Kafka had a lot of features that would help us solve our use case in a resilient manner.

  1. Concept of topics: Topics can be understood as subjects or groups which help in the segregation of data, producers would send data to a particular topic, while consumers could also read from these specific topics only. This feature was advantageous for us as we could create topics on a partner level, allowing us to segregate the data sent to each partner effectively.
  2. Transaction-based producer: Writing data in the form of transactions allowed us to roll back the entire transaction in the event of a producer failure. This prevented data duplication while writing to the queue in case of producer failures.
  3. Efficiency: Kafka demonstrated high message throughput, enabling us to write 1 million messages in 2–3 minutes, which was highly suitable for our use case in terms of efficiency.
  4. Resilient consumers: Kafka stores read receipt indices within the queue, ensuring consumer resilience. If a consumer fails, its offset is preserved in the queue. When a new consumer takes over, it seamlessly continues reading from the previous offset.

Moving forward, we introduced a generalized approach for data upload. Individual scripts were responsible for uploading a file to a designated S3 path. These files contain all the URLs that are to be sent to the queue. This takes just a few seconds due to the high efficiency of S3.
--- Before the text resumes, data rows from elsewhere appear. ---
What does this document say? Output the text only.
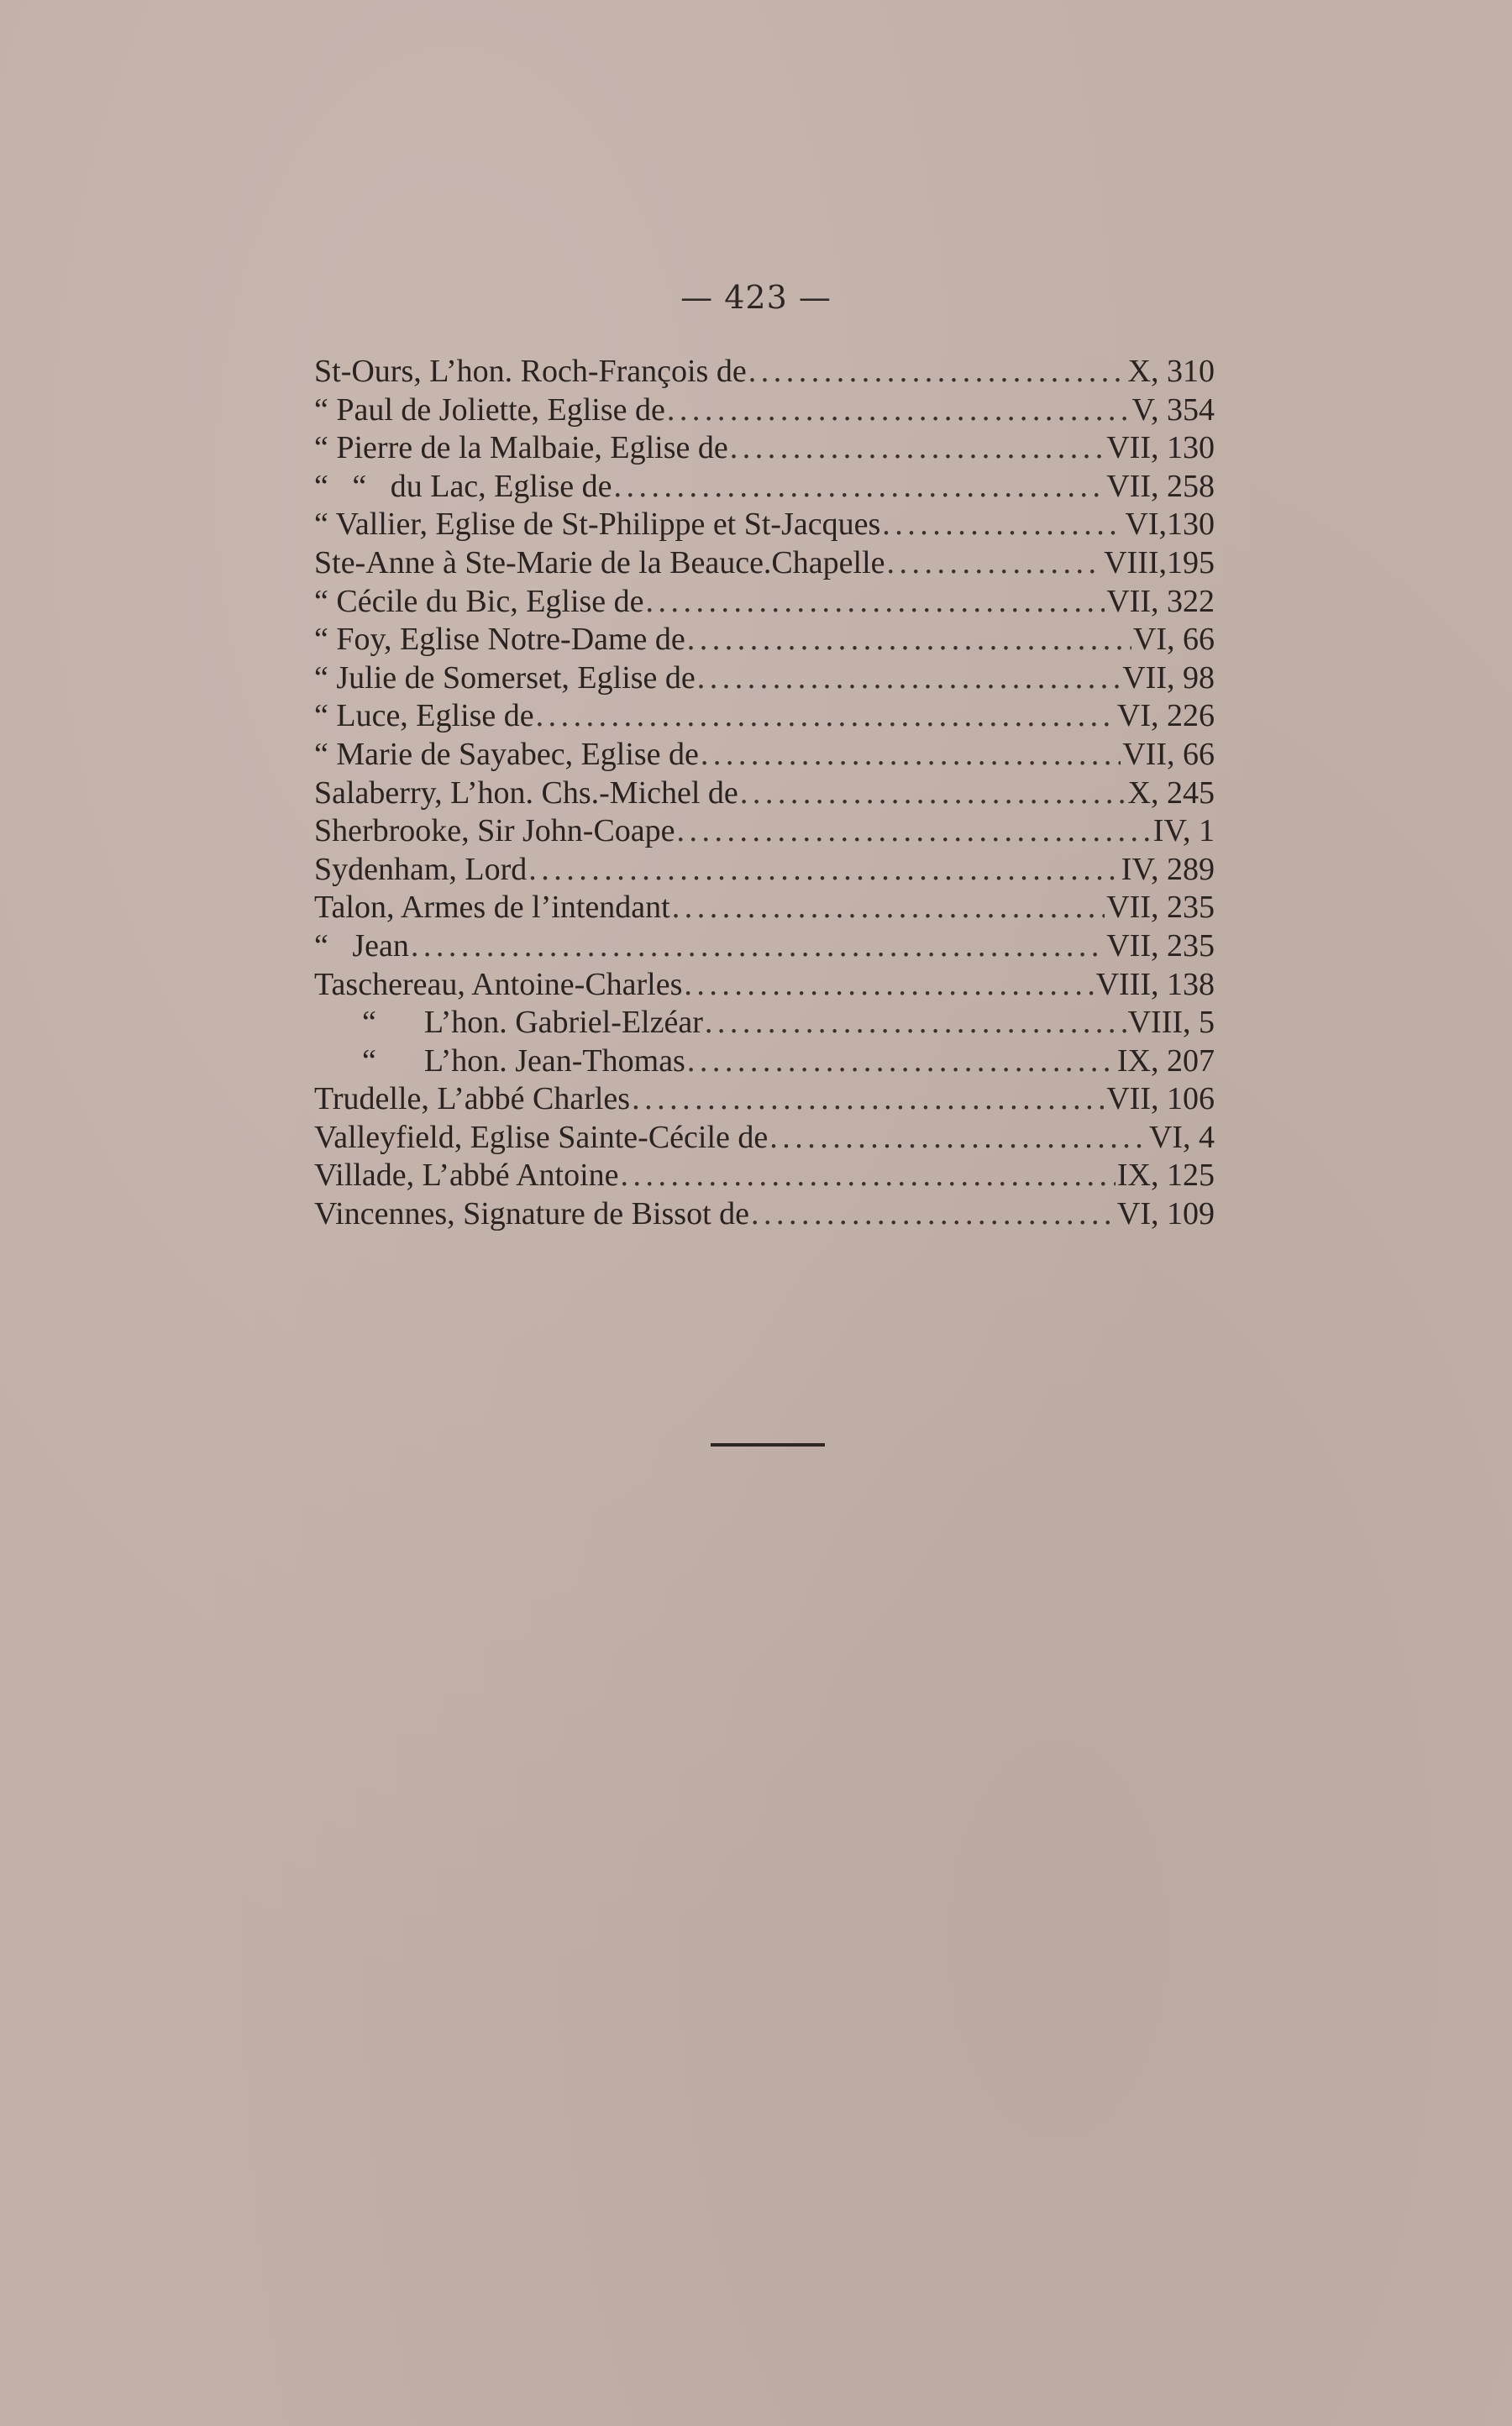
— 423 —
St-Ours, L’hon. Roch-François de . . .	X, 310
“ Paul de Joliette, Eglise de . . .	V, 354
“ Pierre de la Malbaie, Eglise de . . .	VII, 130
“   “   du Lac, Eglise de . . .	VII, 258
“ Vallier, Eglise de St-Philippe et St-Jacques . . .	VI,130
Ste-Anne à Ste-Marie de la Beauce.Chapelle . . .	VIII,195
“ Cécile du Bic, Eglise de . . .	VII, 322
“ Foy, Eglise Notre-Dame de . . .	VI, 66
“ Julie de Somerset, Eglise de . . .	VII, 98
“ Luce, Eglise de . . .	VI, 226
“ Marie de Sayabec, Eglise de . . .	VII, 66
Salaberry, L’hon. Chs.-Michel de . . .	X, 245
Sherbrooke, Sir John-Coape . . .	IV, 1
Sydenham, Lord . . .	IV, 289
Talon, Armes de l’intendant . . .	VII, 235
“   Jean . . .	VII, 235
Taschereau, Antoine-Charles . . .	VIII, 138
“      L’hon. Gabriel-Elzéar . . .	VIII, 5
“      L’hon. Jean-Thomas . . .	IX, 207
Trudelle, L’abbé Charles . . .	VII, 106
Valleyfield, Eglise Sainte-Cécile de . . .	VI, 4
Villade, L’abbé Antoine . . .	IX, 125
Vincennes, Signature de Bissot de . . .	VI, 109
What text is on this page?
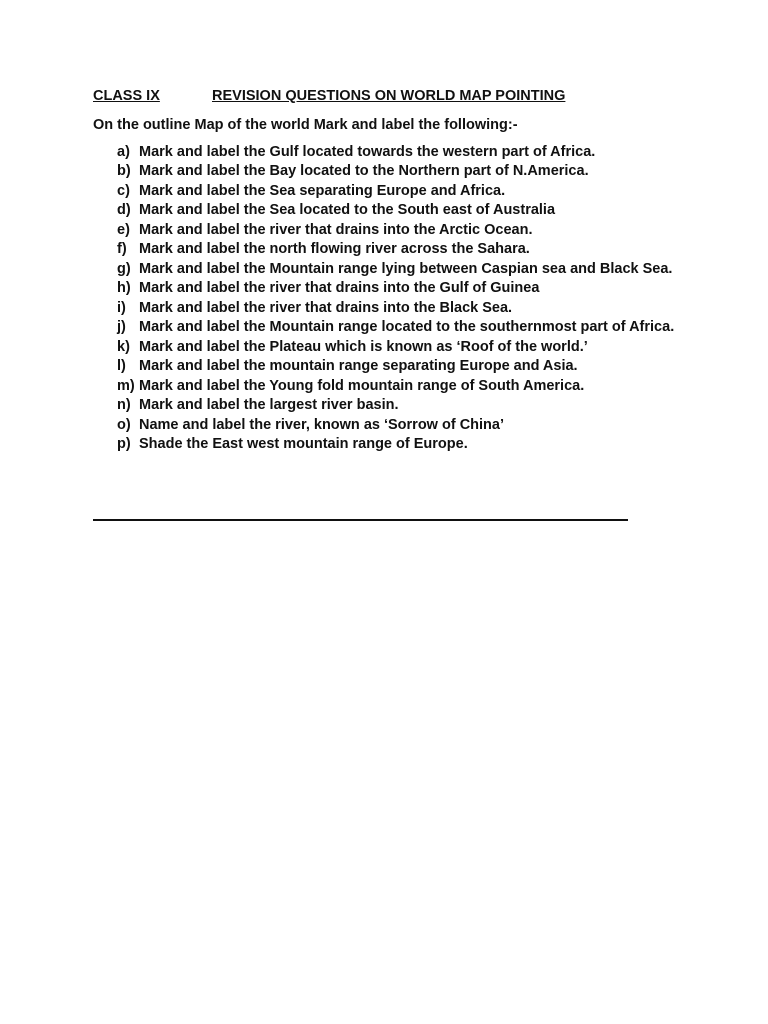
CLASS IX	REVISION QUESTIONS ON WORLD MAP POINTING
On the outline Map of the world Mark and label the following:-
a) Mark and label the Gulf located towards the western part of Africa.
b) Mark and label the Bay located to the Northern part of N.America.
c) Mark and label the Sea separating Europe and Africa.
d) Mark and label the Sea located to the South east of Australia
e) Mark and label the river that drains into the Arctic Ocean.
f) Mark and label the north flowing river across the Sahara.
g) Mark and label the Mountain range lying between Caspian sea and Black Sea.
h) Mark and label the river that drains into the Gulf of Guinea
i) Mark and label the river that drains into the Black Sea.
j) Mark and label the Mountain range located to the southernmost part of Africa.
k) Mark and label the Plateau which is known as ‘Roof of the world.’
l) Mark and label the mountain range separating Europe and Asia.
m) Mark and label the Young fold mountain range of South America.
n) Mark and label the largest river basin.
o) Name and label the river, known as ‘Sorrow of China’
p) Shade the East west mountain range of Europe.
We did not write data directly from scripts to Kafka as a high number of parallel producers to Kafka could result in an overwhelming Kafka cluster and the script cluster as well. So we uploaded it to S3 where we can send it in planned small chunks.

For each uploaded file, we implemented a producer script to read and send the individual events to the queue in a record-by-record manner. Leveraging the efficiency of Kafka, this process was completed within a few minutes.

Once all the events from a specific file are successfully sent to the queue, we mark the transaction as complete. At this point, the messages (URLs) become visible to consumers, which initiates the process of reading these URLs and sending the corresponding data to external partners.

Final Flow

By doing all this, we were able to decrease the overall runtime from 4 hours to ~1 hour for all the scripts. The current infra is also highly scalable, allowing us to control the number of consumers created at the partner level, thus enabling us to manage and adjust the throughput accordingly.

Overall after all the changes, we now have an infra that handles resources efficiently, improves manageability and runs in acceptable ETAs.